Initially, he drew little attention from NCAA Division I football programs until Virginia Tech expressed interest and 20 other schools followed thereafter before he graduated in 2014. As a senior, he tallied 766 receiving yards and seven touchdowns. Along with football, he also played basketball. Izzo committed to play college football for the Florida State Seminoles on September 23, 2013.

==College career==
As a redshirt freshman in 2015, Izzo played in all 13 of Florida State's games, catching 14 passes for 210 yards and two touchdowns. He also rushed for 146 yards and one touchdown on 12 attempts.

In 2016, Izzo once again played in all 13 games, catching 19 passes for 227 yards, tallying one touchdown.

Prior to the 2017 season, Izzo was named to the John Mackey Award watch list.
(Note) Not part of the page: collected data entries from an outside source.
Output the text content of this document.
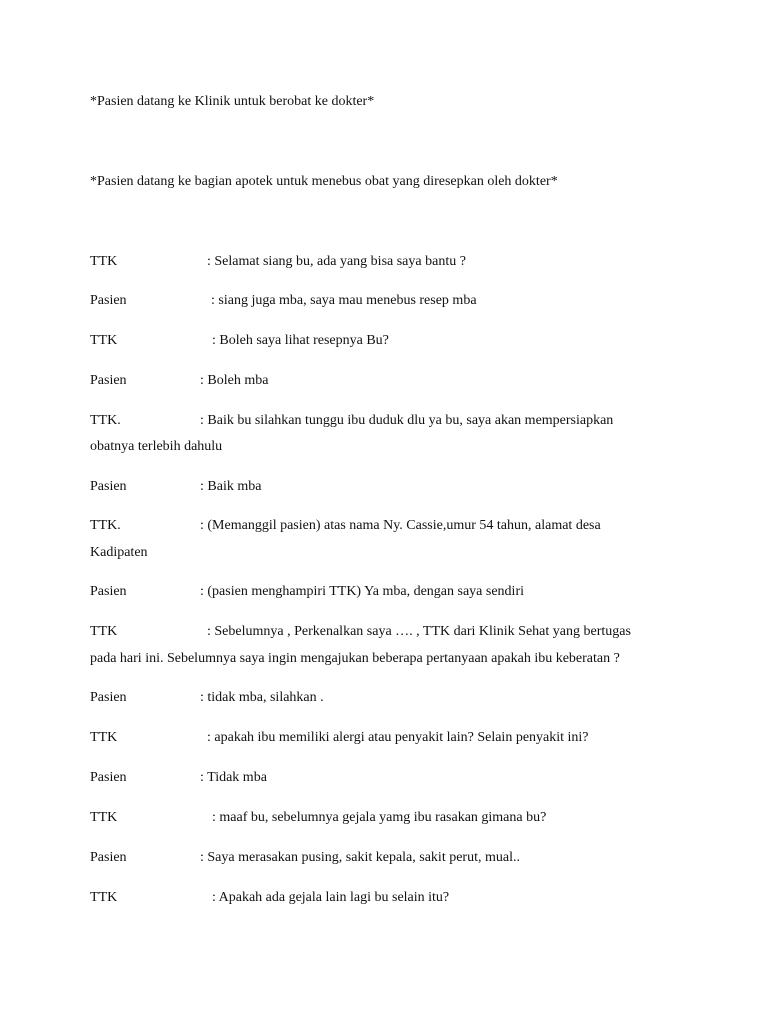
*Pasien datang ke Klinik untuk berobat ke dokter*
*Pasien datang ke bagian apotek untuk menebus obat yang diresepkan oleh dokter*
TTK	: Selamat siang bu, ada yang bisa saya bantu ?
Pasien	: siang juga mba, saya mau menebus resep mba
TTK	: Boleh saya lihat resepnya Bu?
Pasien	: Boleh mba
TTK.	: Baik bu silahkan tunggu ibu duduk dlu ya bu, saya akan mempersiapkan
obatnya terlebih dahulu
Pasien	: Baik mba
TTK.	: (Memanggil pasien) atas nama Ny. Cassie,umur 54 tahun, alamat desa
Kadipaten
Pasien	: (pasien menghampiri TTK) Ya mba, dengan saya sendiri
TTK	: Sebelumnya , Perkenalkan saya …. , TTK dari Klinik Sehat yang bertugas
pada hari ini. Sebelumnya saya ingin mengajukan beberapa pertanyaan apakah ibu keberatan ?
Pasien	: tidak mba, silahkan .
TTK	: apakah ibu memiliki alergi atau penyakit lain? Selain penyakit ini?
Pasien	: Tidak mba
TTK	: maaf bu, sebelumnya gejala yamg ibu rasakan gimana bu?
Pasien	: Saya merasakan pusing, sakit kepala, sakit perut, mual..
TTK	: Apakah ada gejala lain lagi bu selain itu?
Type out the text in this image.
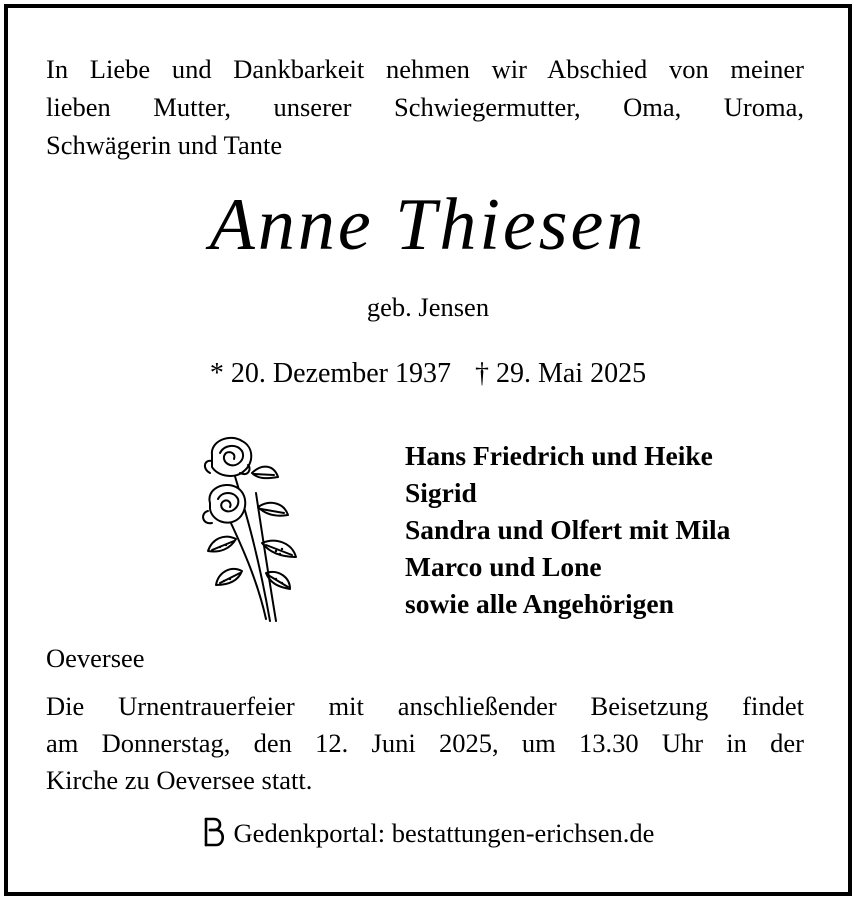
In Liebe und Dankbarkeit nehmen wir Abschied von meiner
lieben Mutter, unserer Schwiegermutter, Oma, Uroma,
Schwägerin und Tante
Anne Thiesen
geb. Jensen
* 20. Dezember 1937 † 29. Mai 2025
Hans Friedrich und Heike
Sigrid
Sandra und Olfert mit Mila
Marco und Lone
sowie alle Angehörigen
Oeversee
Die Urnentrauerfeier mit anschließender Beisetzung findet
am Donnerstag, den 12. Juni 2025, um 13.30 Uhr in der
Kirche zu Oeversee statt.
Gedenkportal: bestattungen-erichsen.de
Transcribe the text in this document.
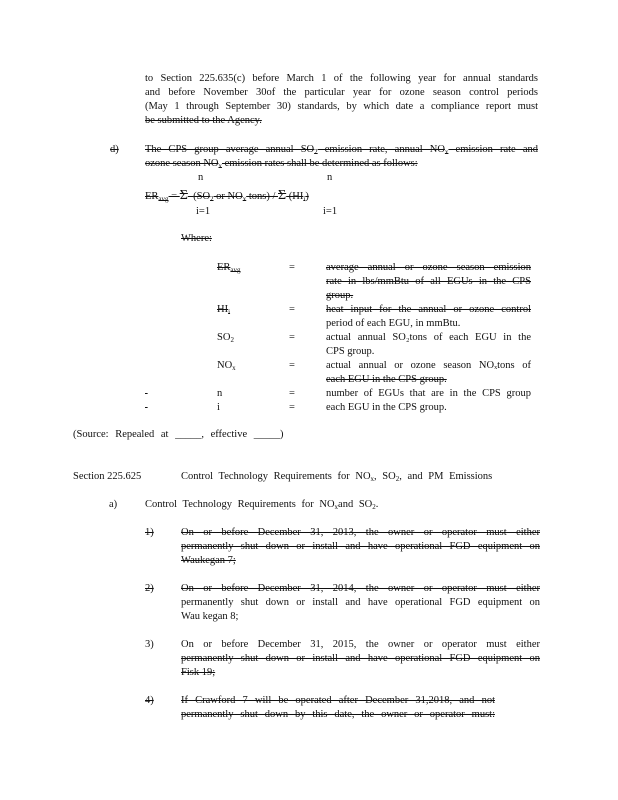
to Section 225.635(c) before March 1 of the following year for annual standards
and before November 30of the particular year for ozone season control periods
(May 1 through September 30) standards, by which date a compliance report must
be submitted to the Agency.
d)	The CPS group average annual $SO_2$ emission rate, annual $NO_x$ emission rate and
ozone season $NO_x$ emission rates shall be determined as follows:
n	n
$ER_{avg} = \Sigma$ ($SO_2$ or $NO_x$ tons) / Σ $(HI_i)$
i=1	i=1
Where:
$ER_{avg}$	=	average annual or ozone season emission
rate in lbs/mmBtu of all EGUs in the CPS
group.
$HI_i$	=	heat input for the annual or ozone control
period of each EGU, in mmBtu.
$SO_2$	=	actual annual SO₂tons of each EGU in the
CPS group.
$NO_x$	=	actual annual or ozone season NOₓtons of
each EGU in the CPS group.
n	=	number of EGUs that are in the CPS group

i	=	each EGU in the CPS group.

(Source: Repealed at _____, effective _____)
Section 225.625	Control Technology Requirements for $NO_x$, $SO_2$, and PM Emissions
a)	Control Technology Requirements for $NO_xand$ $SO_2$.
1)	On or before December 31, 2013, the owner or operator must either
permanently shut down or install and have operational FGD equipment on
Waukegan 7;
2)	On or before December 31, 2014, the owner or operator must either
permanently shut down or install and have operational FGD equipment on
Wau kegan 8;
3)	On or before December 31, 2015, the owner or operator must either
permanently shut down or install and have operational FGD equipment on
Fisk 19;
4)	If Crawford 7 will be operated after December 31,2018, and not
permanently shut down by this date, the owner or operator must:
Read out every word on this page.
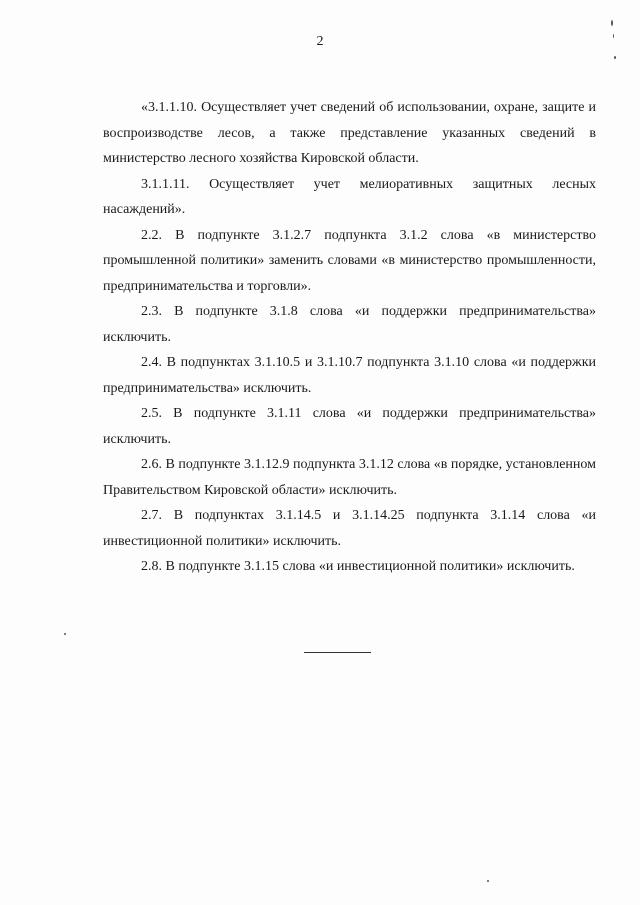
2

«3.1.1.10. Осуществляет учет сведений об использовании, охране, защите и воспроизводстве лесов, а также представление указанных сведений в министерство лесного хозяйства Кировской области.

3.1.1.11. Осуществляет учет мелиоративных защитных лесных насаждений».

2.2. В подпункте 3.1.2.7 подпункта 3.1.2 слова «в министерство промышленной политики» заменить словами «в министерство промышленности, предпринимательства и торговли».

2.3. В подпункте 3.1.8 слова «и поддержки предпринимательства» исключить.

2.4. В подпунктах 3.1.10.5 и 3.1.10.7 подпункта 3.1.10 слова «и поддержки предпринимательства» исключить.

2.5. В подпункте 3.1.11 слова «и поддержки предпринимательства» исключить.

2.6. В подпункте 3.1.12.9 подпункта 3.1.12 слова «в порядке, установленном Правительством Кировской области» исключить.

2.7. В подпунктах 3.1.14.5 и 3.1.14.25 подпункта 3.1.14 слова «и инвестиционной политики» исключить.

2.8. В подпункте 3.1.15 слова «и инвестиционной политики» исключить.
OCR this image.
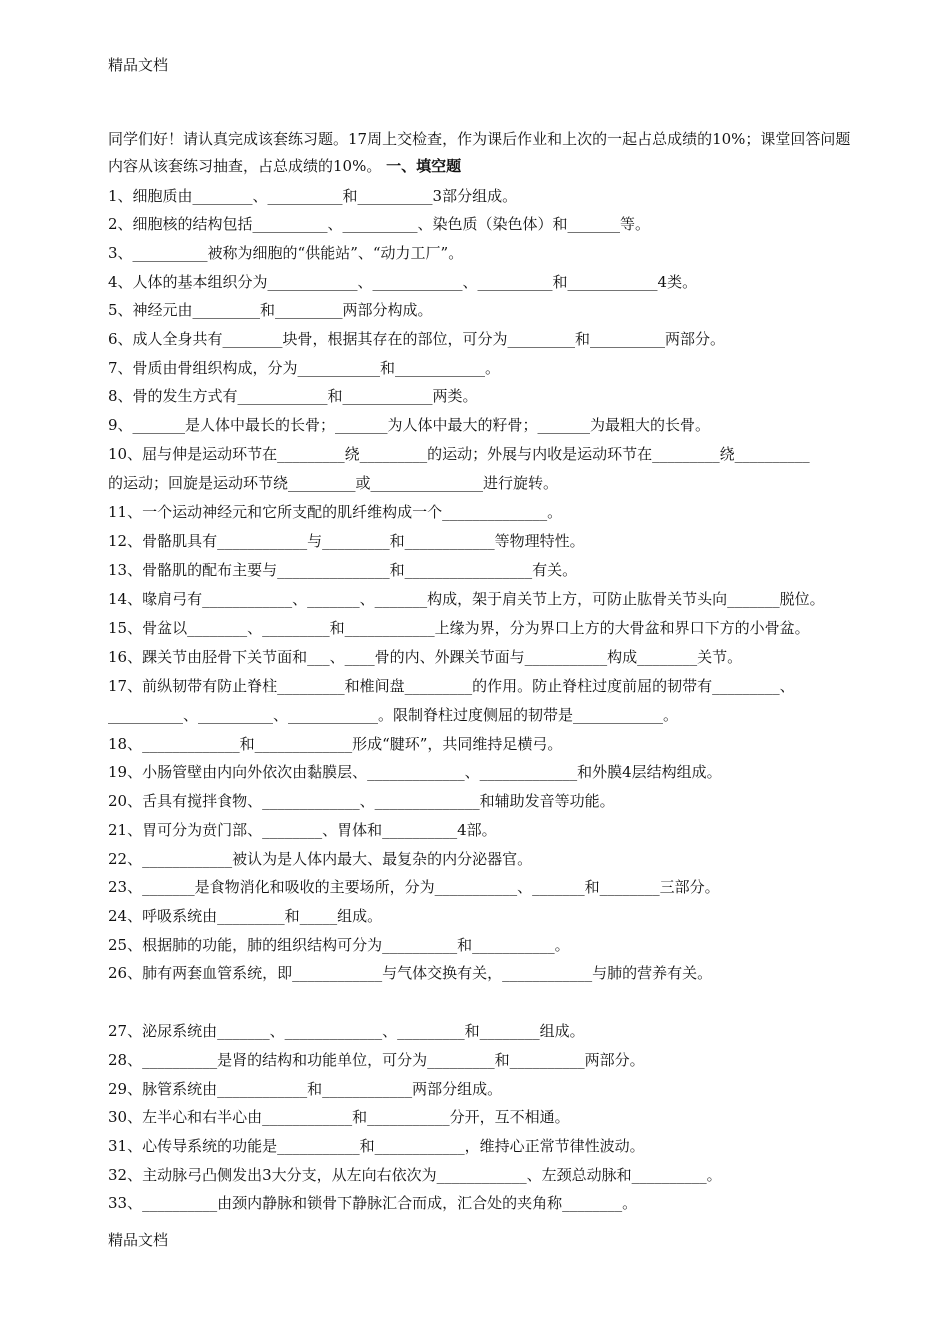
精品文档
同学们好！请认真完成该套练习题。17周上交检查，作为课后作业和上次的一起占总成绩的10%；课堂回答问题内容从该套练习抽查，占总成绩的10%。 一、填空题
1、细胞质由________、__________和__________3部分组成。
2、细胞核的结构包括__________、__________、染色质（染色体）和_______等。
3、__________被称为细胞的“供能站”、“动力工厂”。
4、人体的基本组织分为____________、____________、__________和____________4类。
5、神经元由_________和_________两部分构成。
6、成人全身共有________块骨，根据其存在的部位，可分为_________和__________两部分。
7、骨质由骨组织构成，分为___________和____________。
8、骨的发生方式有____________和____________两类。
9、_______是人体中最长的长骨；_______为人体中最大的籽骨；_______为最粗大的长骨。
10、屈与伸是运动环节在_________绕_________的运动；外展与内收是运动环节在_________绕__________
的运动；回旋是运动环节绕_________或_______________进行旋转。
11、一个运动神经元和它所支配的肌纤维构成一个______________。
12、骨骼肌具有____________与_________和____________等物理特性。
13、骨骼肌的配布主要与_______________和_________________有关。
14、喙肩弓有____________、_______、_______构成，架于肩关节上方，可防止肱骨关节头向_______脱位。
15、骨盆以________、_________和____________上缘为界，分为界口上方的大骨盆和界口下方的小骨盆。
16、踝关节由胫骨下关节面和___、____骨的内、外踝关节面与___________构成________关节。
17、前纵韧带有防止脊柱_________和椎间盘_________的作用。防止脊柱过度前屈的韧带有_________、
__________、__________、____________。限制脊柱过度侧屈的韧带是____________。
18、_____________和_____________形成“腱环”，共同维持足横弓。
19、小肠管壁由内向外依次由黏膜层、_____________、_____________和外膜4层结构组成。
20、舌具有搅拌食物、_____________、______________和辅助发音等功能。
21、胃可分为贲门部、________、胃体和__________4部。
22、____________被认为是人体内最大、最复杂的内分泌器官。
23、_______是食物消化和吸收的主要场所，分为___________、_______和________三部分。
24、呼吸系统由_________和_____组成。
25、根据肺的功能，肺的组织结构可分为__________和___________。
26、肺有两套血管系统，即____________与气体交换有关，____________与肺的营养有关。
27、泌尿系统由_______、_____________、_________和________组成。
28、__________是肾的结构和功能单位，可分为_________和__________两部分。
29、脉管系统由____________和____________两部分组成。
30、左半心和右半心由____________和___________分开，互不相通。
31、心传导系统的功能是___________和____________，维持心正常节律性波动。
32、主动脉弓凸侧发出3大分支，从左向右依次为____________、左颈总动脉和__________。
33、__________由颈内静脉和锁骨下静脉汇合而成，汇合处的夹角称________。
精品文档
As a redshirt junior, he played and started in all 13 games for Florida State, having 19 receptions for 306 yards and three touchdowns.

After the season, Izzo declared for the 2018 NFL draft.

==Professional career==

Pre-draft measurables
| Height | Weight | Arm length | Hand span | 40-yard dash | 10-yard split | 20-yard split | 20-yard shuttle | Three-cone drill | Vertical jump | Broad jump | Bench press |
| 6 ft 4+5⁄8 in (1.95 m) | 256 lb (116 kg) | 32+1⁄8 in (0.82 m) | 9 in (0.23 m) | 4.86 s | 1.70 s | 2.89 s | 4.43 s | 7.15 s | 33.0 in (0.84 m) | 9 ft 2 in (2.79 m) | 18 reps |
All values from NFL Combine/Pro Day

===New England Patriots===
Izzo was selected by the New England Patriots in the seventh round (250th overall) of the 2018 NFL draft. On September 2, 2018, he was placed on injured reserve.

He made his NFL debut and had a three-yard reception in the Patriots' 2019 season-opening 33–3 victory over the Pittsburgh Steelers. Izzo became the 73rd different player to catch a touchdown pass from Tom Brady, scoring on a 10-yard play in the Patriots' week 5 33–7 victory over the Washington Redskins. Izzo missed multiple games in 2019 because of illness and various injuries including a concussion.

Izzo entered the 2020 season as the Patriots starting tight end. He started the first 12 games before being placed on injured reserve on December 10, 2020.

===Houston Texans===
On March 18, 2021, Izzo was traded to the Houston Texans for a seventh round pick in the 2022 NFL draft. He was waived on August 31, 2021.

===New York Giants===
On September 3, 2021, Izzo signed with the practice squad of the New York Giants. On September 21, 2021, Izzo was released from the practice squad.

===Seattle Seahawks===
On September 29, 2021, Izzo was signed to the Seattle Seahawks practice squad.

===Tennessee Titans===
On January 5, 2022, Izzo was signed by the Tennessee Titans off the Seahawks practice squad. He was released on June 1, 2022.

===Carolina Panthers===
On August 11, 2022, Izzo signed with the Carolina Panthers. He was waived on August 17, 2022.

===Philadelphia Stars===
On January 5, 2023, Izzo signed with the Philadelphia Stars of the United States Football League (USFL). The Stars folded when the XFL and USFL merged to create the United Football League (UFL).

=== Houston Roughnecks ===
On January 5, 2024, Izzo was selected by the Houston Roughnecks during the 2024 UFL dispersal draft. He was released on March 10, 2024.

=== Memphis Showboats ===
On November 18, 2024, Izzo signed with the Memphis Showboats of the United Football League (UFL). He was released on April 16, 2025.